Но… теперь..? Ивушка, ты пишешь, что мучился моим молчанием 8-го и 9-го, но у тебя же (по твоим словам) были мои письма от 29-го уже 6-го. Объясни. Я ничего не понимаю. Я послала 3 expres — все 30-го, одно, кажется, писала 29-го. Ах, пока не забыла: не посылай на Сережу ничего для меня! Если ты деньги пришлешь, то я серьезно очень разгневаюсь. Не шути со мной тогда. С. пошлет обратно. Не надо ссориться. Умоляю. Мне ничего не надо. Деньги у меня есть! Духов, — не надо тоже. Я понимаю, что тебе хочется это, но меня смущает. Не надо. Те, что я от Guerlain имела, давно… тех нет здесь, как вообще ничего из Парижа. Есть еще несколько Коти, случайно. Но те, Guerlain, — я не могу принять, — они дорогие, я не хочу! Когда увижу тебя, то и будет, а сейчас — не надо! Ты понимаешь — мне совестно!? Книги твои я принимаю с восторгом! Я обожаю тебя, Иван мой милый! Преклоняюсь. Великий, чудный, прекрасный, гениальный, Иван Сергеевич[144]! Какой ты добрый, милый к людям, чуткий! Душенька моя! Нет, для тебя не может давать Господь испытаний. Это мне: — «…и Аз воздам…»381 Мне, гадкой, за то, что м. б. хотела в жизни не только видеть шипы, за то что позволяла себе «играть», забыться, не думать… Не часто это было. Я всегда людей жалела, берегла их сердце. А сама я часто страдала, себя я не щадила. За что же так жестоко теперь? За что же ты страдаешь?! Я помню, как я однажды, сперва увлекшись одним врачом382, приват-доцентом, не зная о нем ничего подробно, встречалась с ним. У нас в клинике, на вечеринках пел он (дивно), был эстет и музыкант. Когда-нибудь, если хочешь, расскажу больше. Был в форме S. A.383, — для меня символ борьбы с большевизмом. Это было [в] 1934 г. Искусство, поездки на его машине за город, прогулки. Редко, 1–2 раза, вечером и даже за полночь вино, шампанское… Я знала о нем очень мало. О его личной жизни. Видела его только. Узнала, что он женат. Это было мне ужасно. Помню, как я его убеждала забыть меня. Я упрекала себя в легкомыслии, в увлеченности, я не смела так, должна была отдавать отчет! Я тотчас же ему сказала, что не могу продолжать видеться. Ничего особенного в этих встречах не было. Но не хотела я больше привязываться дальше. Он уверял, что с женой у него все кончено, что они только под одной кровлей, а что ей он не муж давно.

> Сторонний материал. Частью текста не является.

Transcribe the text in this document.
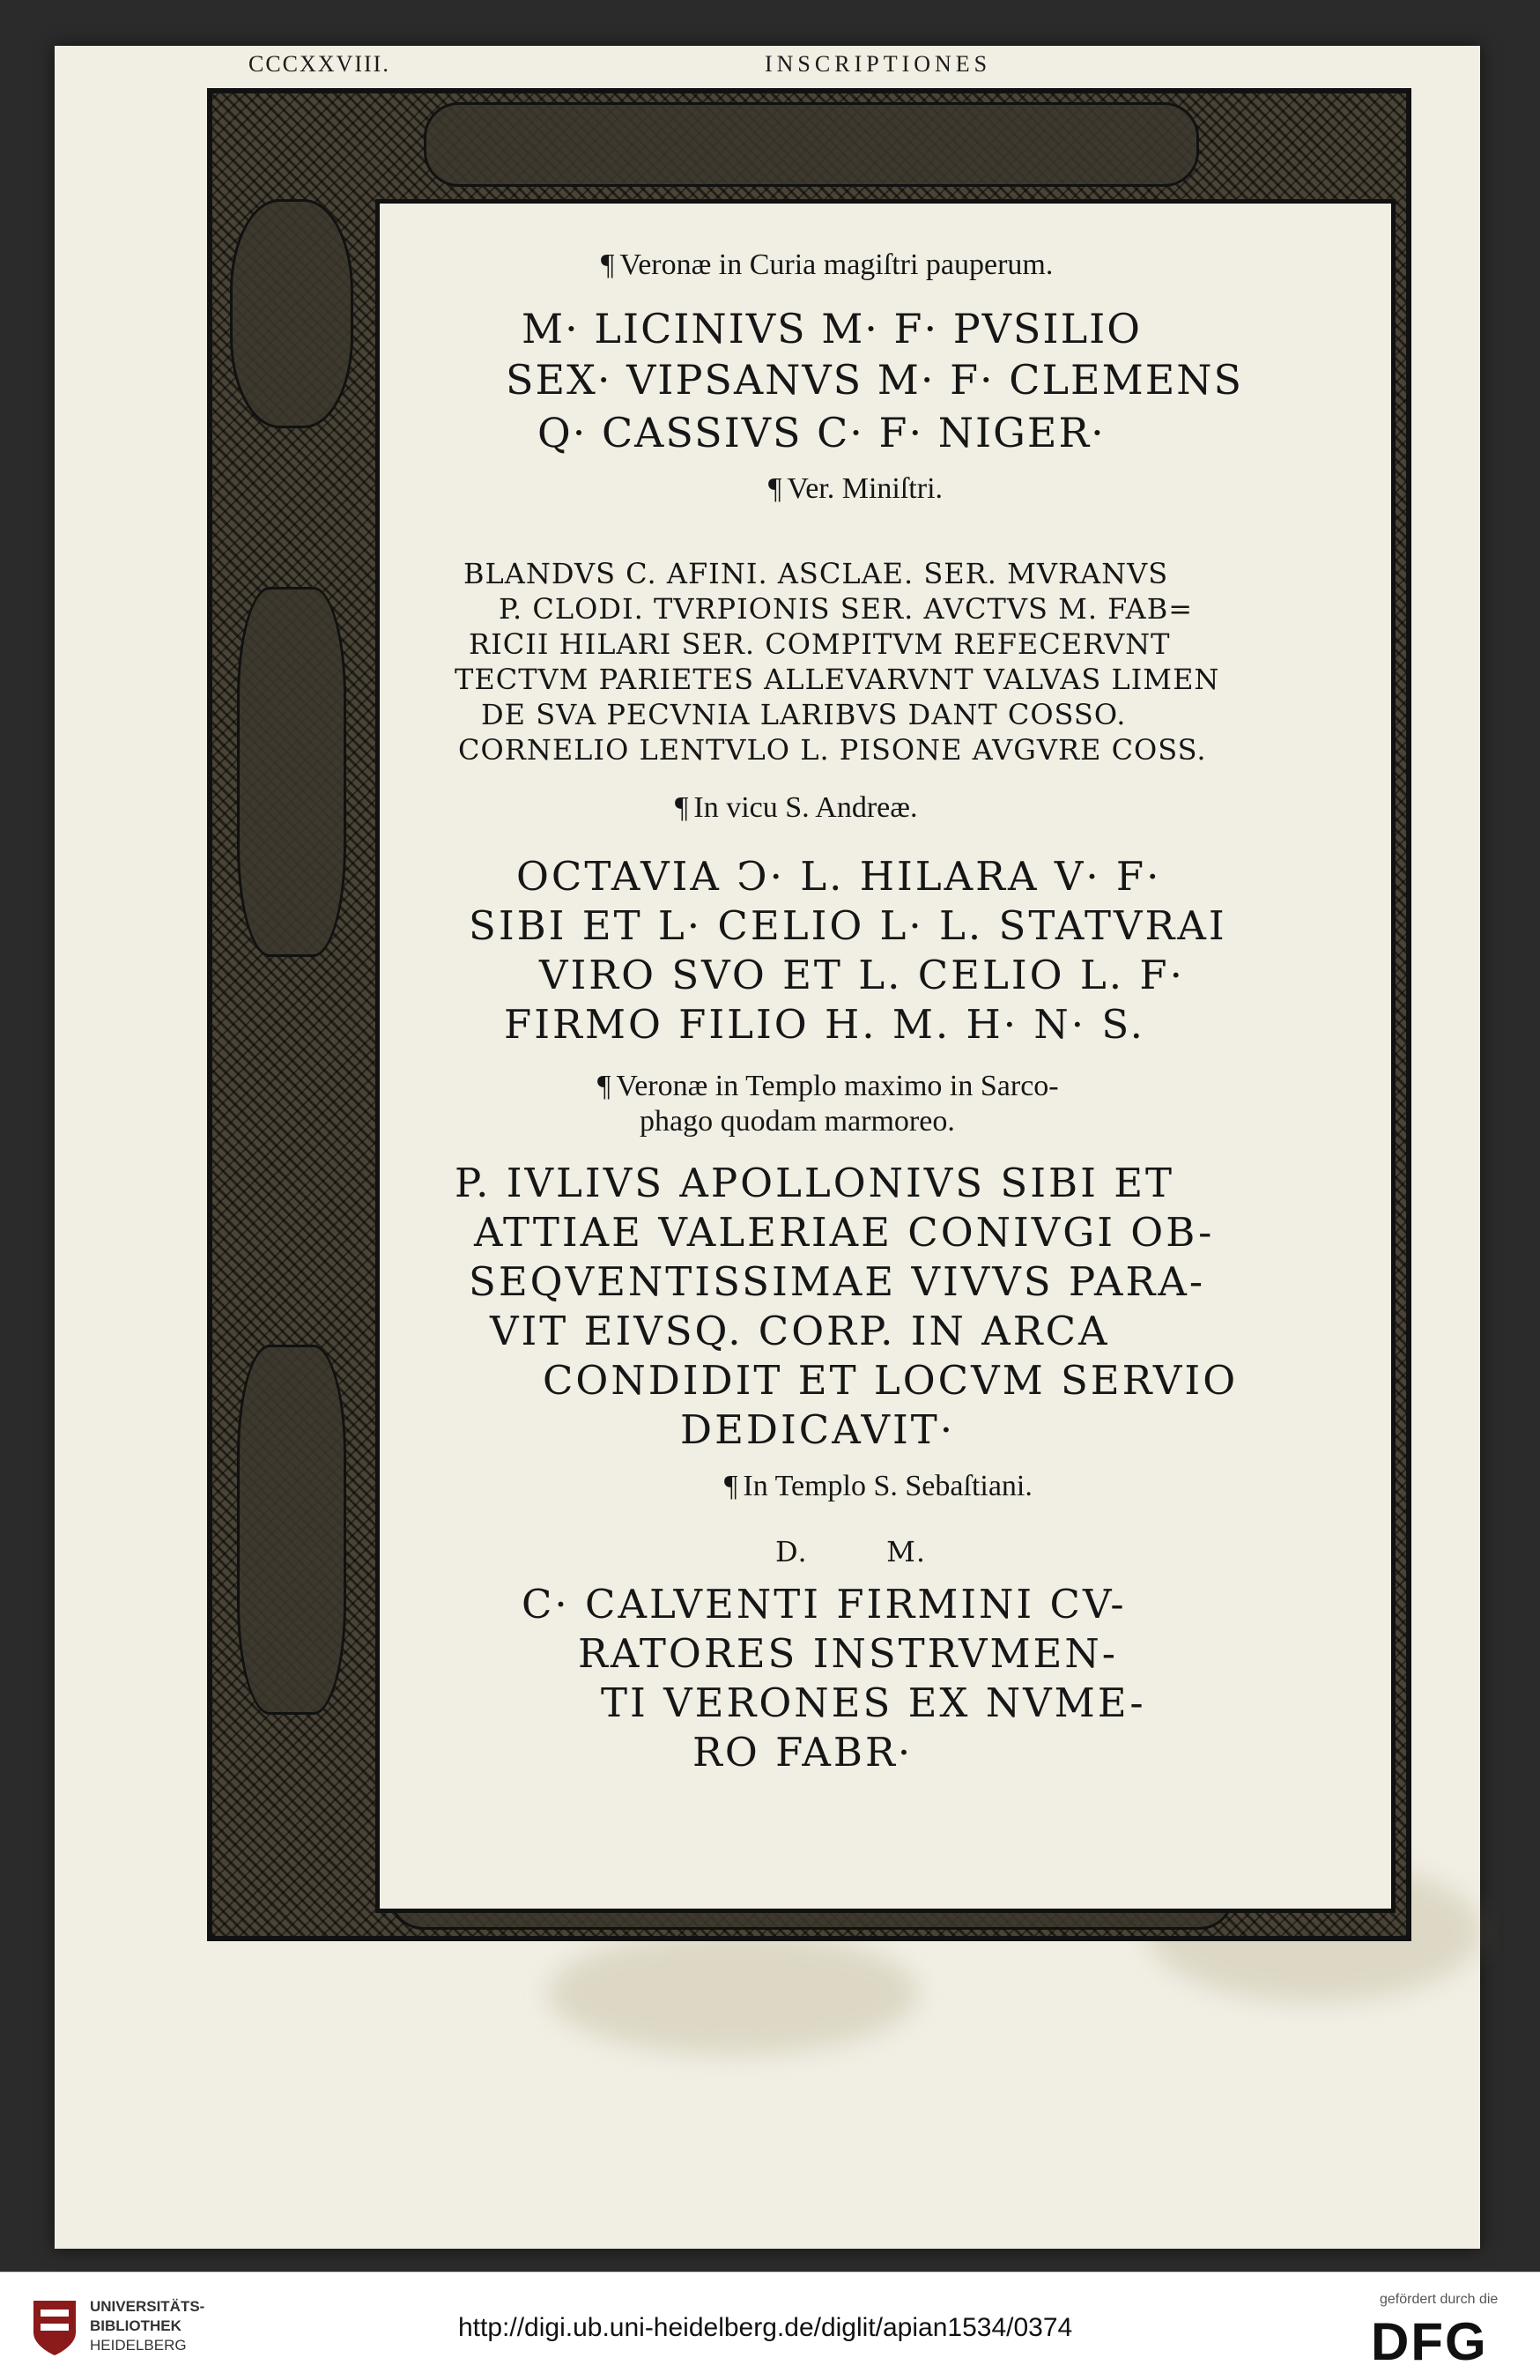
CCCXXVIII.	INSCRIPTIONES
¶ Veronæ in Curia magiſtri pauperum.
M· LICINIVS M· F· PVSILIO
SEX· VIPSANVS M· F· CLEMENS
Q· CASSIVS C· F· NIGER·
¶ Ver. Miniſtri.
BLANDVS C. AFINI. ASCLAE. SER. MVRANVS
P. CLODI. TVRPIONIS SER. AVCTVS M. FAB=
RICII HILARI SER. COMPITVM REFECERVNT
TECTVM PARIETES ALLEVARVNT VALVAS LIMEN
DE SVA PECVNIA LARIBVS DANT COSSO.
CORNELIO LENTVLO L. PISONE AVGVRE COSS.
¶ In vicu S. Andreæ.
OCTAVIA Ↄ· L. HILARA V· F·
SIBI ET L· CELIO L· L. STATVRAI
VIRO SVO ET L. CELIO L. F·
FIRMO FILIO H. M. H· N· S.
¶ Veronæ in Templo maximo in Sarco-
phago quodam marmoreo.
P. IVLIVS APOLLONIVS SIBI ET
ATTIAE VALERIAE CONIVGI OB-
SEQVENTISSIMAE VIVVS PARA-
VIT EIVSQ. CORP. IN ARCA
CONDIDIT ET LOCVM SERVIO
DEDICAVIT·
¶ In Templo S. Sebaſtiani.
D.        M.
C· CALVENTI FIRMINI CV-
RATORES INSTRVMEN-
TI VERONES EX NVME-
RO FABR·
UNIVERSITÄTS-
BIBLIOTHEK
HEIDELBERG
http://digi.ub.uni-heidelberg.de/diglit/apian1534/0374
gefördert durch die
DFG
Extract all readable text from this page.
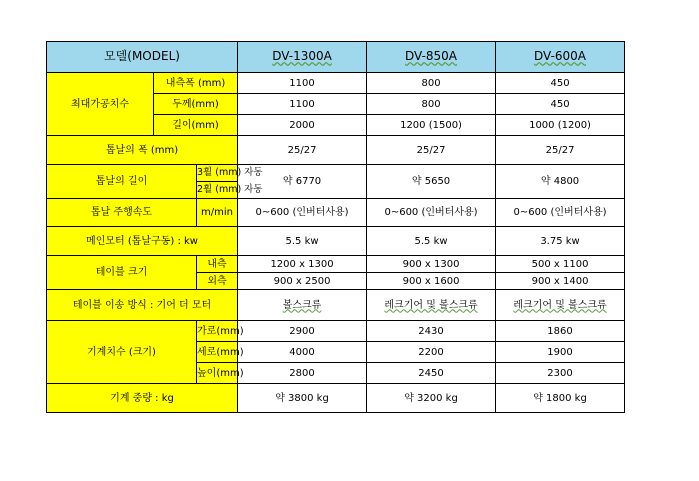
모델(MODEL)			DV-1300A	DV-850A	DV-600A
최대가공치수	내측폭 (mm)		1100	800	450
	두께(mm)		1100	800	450
	길이(mm)		2000	1200 (1500)	1000 (1200)
톱날의 폭 (mm)			25/27	25/27	25/27
톱날의 길이		3휠 (mm) 자동	약 6770	약 5650	약 4800
		2휠 (mm) 자동			
톱날 주행속도		m/min	0~600 (인버터사용)	0~600 (인버터사용)	0~600 (인버터사용)
메인모터 (톱날구동) : kw			5.5 kw	5.5 kw	3.75 kw
테이블 크기		내측	1200 x 1300	900 x 1300	500 x 1100
		외측	900 x 2500	900 x 1600	900 x 1400
테이블 이송 방식 : 기어 더 모터			볼스크류	레크기어 및 볼스크류	레크기어 및 볼스크류
기계치수 (크기)		가로(mm)	2900	2430	1860
		세로(mm)	4000	2200	1900
		높이(mm)	2800	2450	2300
기계 중량 : kg			약 3800 kg	약 3200 kg	약 1800 kg
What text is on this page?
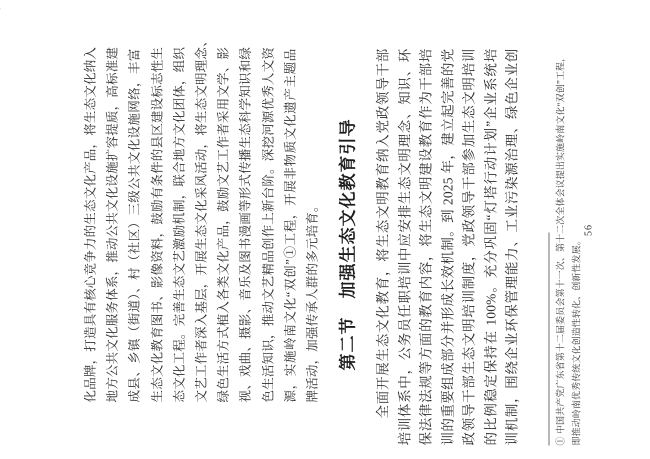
化品牌，打造具有核心竞争力的生态文化产品，将生态文化纳入 地方公共文化服务体系，推动公共文化设施扩容提质，高标准建 成县、乡镇（街道）、村（社区）三级公共文化设施网络，丰富 生态文化教育图书、影像资料，鼓励有条件的县区建设标志性生 态文化工程。完善生态文艺激励机制，联合地方文化团体，组织 文艺工作者深入基层，开展生态文化采风活动，将生态文明理念、 绿色生活方式植入各类文化产品，鼓励文艺工作者采用文学、影 视、戏曲、摄影、音乐及图书漫画等形式传播生态科学知识和绿 色生活知识，推动文艺精品创作上新台阶。深挖河源优秀人文资 源，实施岭南文化“双创”①工程，开展非物质文化遗产主题品 牌活动，加强传承人群的多元培育。 第二节　加强生态文化教育引导 全面开展生态文化教育，将生态文明教育纳入党政领导干部 培训体系中，公务员任职培训中应安排生态文明理念、知识、环 保法律法规等方面的教育内容，将生态文明建设教育作为干部培 训的重要组成部分并形成长效机制。到 2025 年，建立起完善的党 政领导干部生态文明培训制度，党政领导干部参加生态文明培训 的比例稳定保持在 100%。充分巩固“灯塔行动计划”企业系统培 训机制，围绕企业环保管理能力、工业污染源治理、绿色企业创	① 中国共产党广东省第十二届委员会第十一次、第十二次全体会议提出实施岭南文化“双创”工程， 即推动岭南优秀传统文化创造性转化、创新性发展。
56
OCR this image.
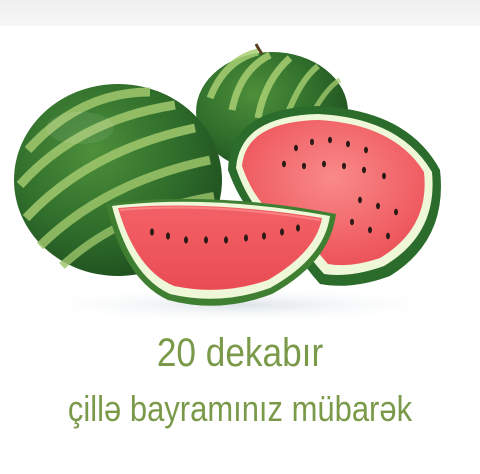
20 dekabır
çillə bayramınız mübarək
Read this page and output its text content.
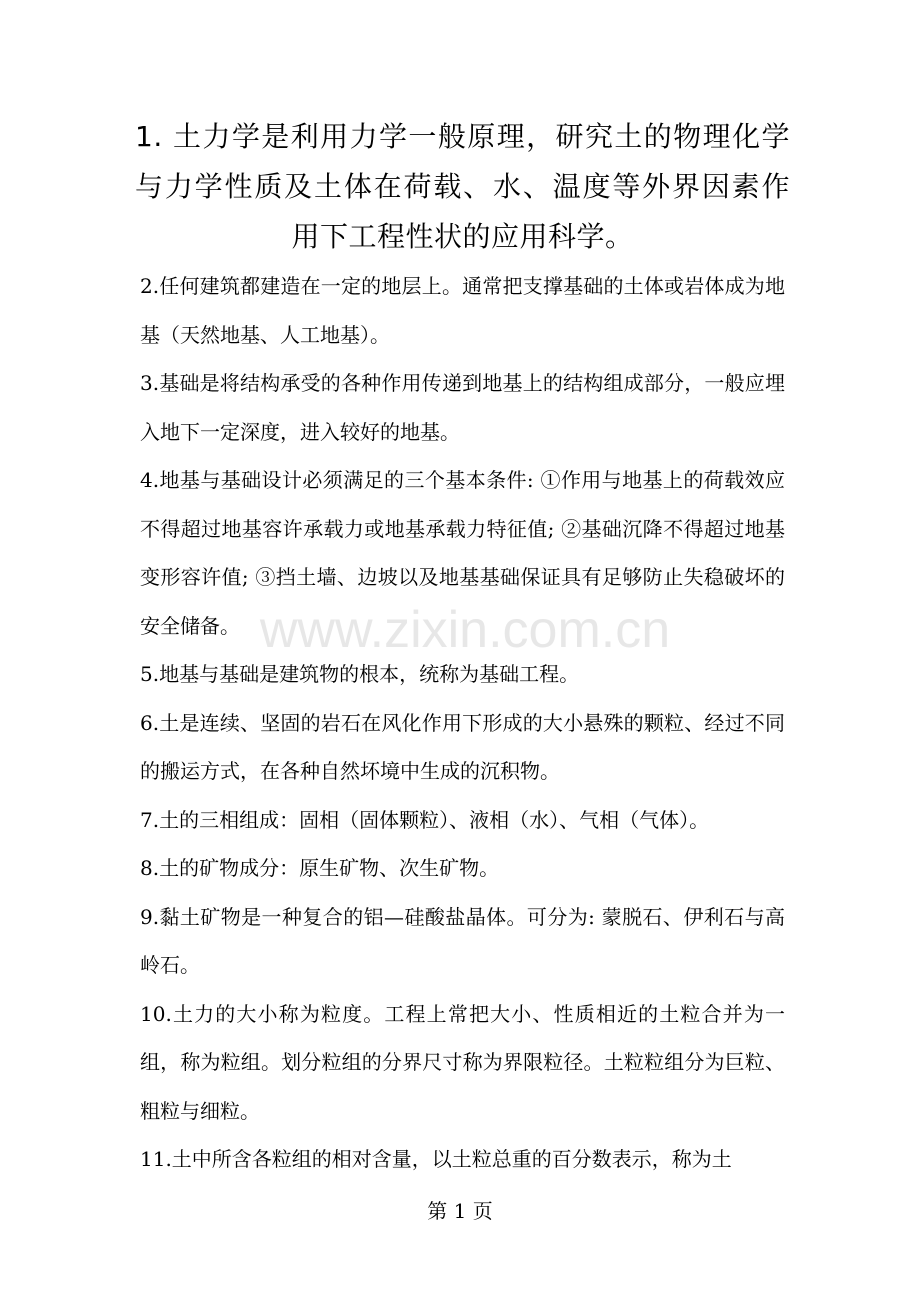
1. 土力学是利用力学一般原理，研究土的物理化学与力学性质及土体在荷载、水、温度等外界因素作用下工程性状的应用科学。

2.任何建筑都建造在一定的地层上。通常把支撑基础的土体或岩体成为地基（天然地基、人工地基）。

3.基础是将结构承受的各种作用传递到地基上的结构组成部分，一般应埋入地下一定深度，进入较好的地基。

4.地基与基础设计必须满足的三个基本条件: ①作用与地基上的荷载效应不得超过地基容许承载力或地基承载力特征值; ②基础沉降不得超过地基变形容许值; ③挡土墙、边坡以及地基基础保证具有足够防止失稳破坏的安全储备。

5.地基与基础是建筑物的根本，统称为基础工程。

6.土是连续、坚固的岩石在风化作用下形成的大小悬殊的颗粒、经过不同的搬运方式，在各种自然坏境中生成的沉积物。

7.土的三相组成：固相（固体颗粒）、液相（水）、气相（气体）。

8.土的矿物成分：原生矿物、次生矿物。

9.黏土矿物是一种复合的铝—硅酸盐晶体。可分为: 蒙脱石、伊利石与高岭石。

10.土力的大小称为粒度。工程上常把大小、性质相近的土粒合并为一组，称为粒组。划分粒组的分界尺寸称为界限粒径。土粒粒组分为巨粒、粗粒与细粒。

11.土中所含各粒组的相对含量，以土粒总重的百分数表示，称为土

www.zixin.com.cn
第 1 页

Что ей это — все равно. Не правда это было. Я все потом узнала, случайно. Она очень страдала. Не из-за меня… со мной ничего не было большого, — бывали до меня, другие. Но не думай, однако, что это был «Draufgänger»[145] — нет, — не знаю почему. Я умоляла его меня забыть. А он-то: дежурил у клиники, к нам на дом приходил, с Сережей говорить хотел, с родителями. Всюду искал меня, не отдавал жизни. Я стойко уходила. Господи, Ты видел, не хотела я чужих слез. Я ее жалела. Я знала, что ее он ценил, что не все у них еще сломалось. Были дети, четверо и один еще приемыш, калека — пациент его.
Я это все узнала. Удивительно узнала. И я ему писала. Просила во имя любви ко мне понять, что я не могу около него остаться, что это против моего душевного уклада. Не понял и вот что писал: «Der Brief, den Du mir schriebst, und den ich eben nochmal durchlas, ist eine Offenbarung. So herzig, wie Du mir schriebst, soil ich Dein Kamerad bleiben.